While we attempted to find a suit which fit me -- a tougher challenge than you might think -- my father called Toyota to explain that while he quite liked the car, his wife was simply unwilling to make a deal without a higher appraisal for the trade-in but do please call if you think there might be room for discussion. And we went off to lunch where, unpredictably, there was a curious sideline. As we were leaving, we saw a couple of kids being chided by (we assume) their mother to come along already. One of the little kids was holding a litter one, and the litter one screamed. The marginally bigger kid quickly said, ``It's all my fault -- I squeezed too hard!''
My mother and I looked at one another disbelievingly. The kid may be young, but doesn't she or he understand the rules for this sort of thing when you do something that makes a sibling yelp in pain? First of all, you're never supposed to say ``It's all my fault'', at least not at least before you're old enough to have earned a bachelor's degree. Second, no, admitting that you were doing something which would make the sibling yelp is not the right way to play that out. The right response it to deny doing anything which would make a Reasonable Sibling unhappy at all, and by the time we reached the car we concluded the proper move would have been ``I don't know what happened, I was just hugging!'' It's very disturbing to think the youth of today don't understand the basic starting principles of interacting with siblings and parents.

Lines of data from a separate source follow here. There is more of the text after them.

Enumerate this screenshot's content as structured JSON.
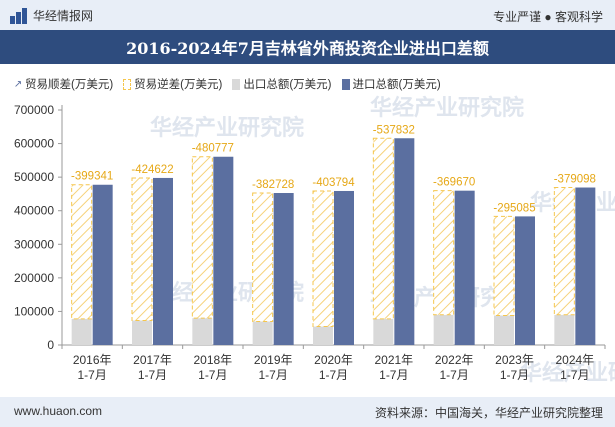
{
  "header": {
    "brand": "华经情报网",
    "tagline": "专业严谨 ● 客观科学"
  },
  "title": "2016-2024年7月吉林省外商投资企业进出口差额",
  "legend": {
    "balance_surplus": "贸易顺差(万美元)",
    "balance_deficit": "贸易逆差(万美元)",
    "exports": "出口总额(万美元)",
    "imports": "进口总额(万美元)"
  },
  "colors": {
    "exports": "#d9d9d9",
    "imports": "#5b6fa0",
    "deficit_border": "#f5c64d",
    "label": "#e6a817",
    "title_bg": "#2e4c7e"
  },
  "watermark": "华经产业研究院",
  "chart_data": {
    "type": "bar",
    "categories": [
      "2016年\n1-7月",
      "2017年\n1-7月",
      "2018年\n1-7月",
      "2019年\n1-7月",
      "2020年\n1-7月",
      "2021年\n1-7月",
      "2022年\n1-7月",
      "2023年\n1-7月",
      "2024年\n1-7月"
    ],
    "series": [
      {
        "name": "出口总额(万美元)",
        "values": [
          78000,
          73000,
          80000,
          70000,
          55000,
          78000,
          90000,
          88000,
          90000
        ]
      },
      {
        "name": "贸易逆差(万美元)",
        "values": [
          -399341,
          -424622,
          -480777,
          -382728,
          -403794,
          -537832,
          -369670,
          -295085,
          -379098
        ]
      },
      {
        "name": "进口总额(万美元)",
        "values": [
          477341,
          497622,
          560777,
          452728,
          458794,
          615832,
          459670,
          383085,
          469098
        ]
      }
    ],
    "labels": [
      "-399341",
      "-424622",
      "-480777",
      "-382728",
      "-403794",
      "-537832",
      "-369670",
      "-295085",
      "-379098"
    ],
    "yticks": [
      0,
      100000,
      200000,
      300000,
      400000,
      500000,
      600000,
      700000
    ],
    "ylim": [
      0,
      700000
    ],
    "grid": false,
    "legend_position": "top-left"
  },
  "footer": {
    "site": "www.huaon.com",
    "source": "资料来源：中国海关，华经产业研究院整理"
  }
}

Over lunch, the Toyota dealership left my father a voice-mail explaining that they were considering things and they had a second team of appraisers who might, if we were willing to come in and discuss a deal today, be able to look the car over again and perhaps find some of the couple-thousand-dollars more that my parents insisted on for the car. I realize this is utterly routine for haggling over car prices, but I really, really, really hate haggling, so it's probably for the best that I've failed to get anywhere near the point of buying a car where I might theoretically buy a car. I was uncomfortable just hearing the haggling on the outside, and that from before anyone had said anything definitive.
Trivia: On 5 April 1981 the P&O ferry Elk and cruise ship Canberra were requisitioned by the British Government for Falkland War duty. Source: The Story of P&O, David Howarth, Stephen Howarth.
Currently Reading: Venus Inc, Cyril Kornbluth, Fred Pohl. I don't think I quite followed the second book, although it was reasonably satisfying. It did feel a lot like more of the first, though.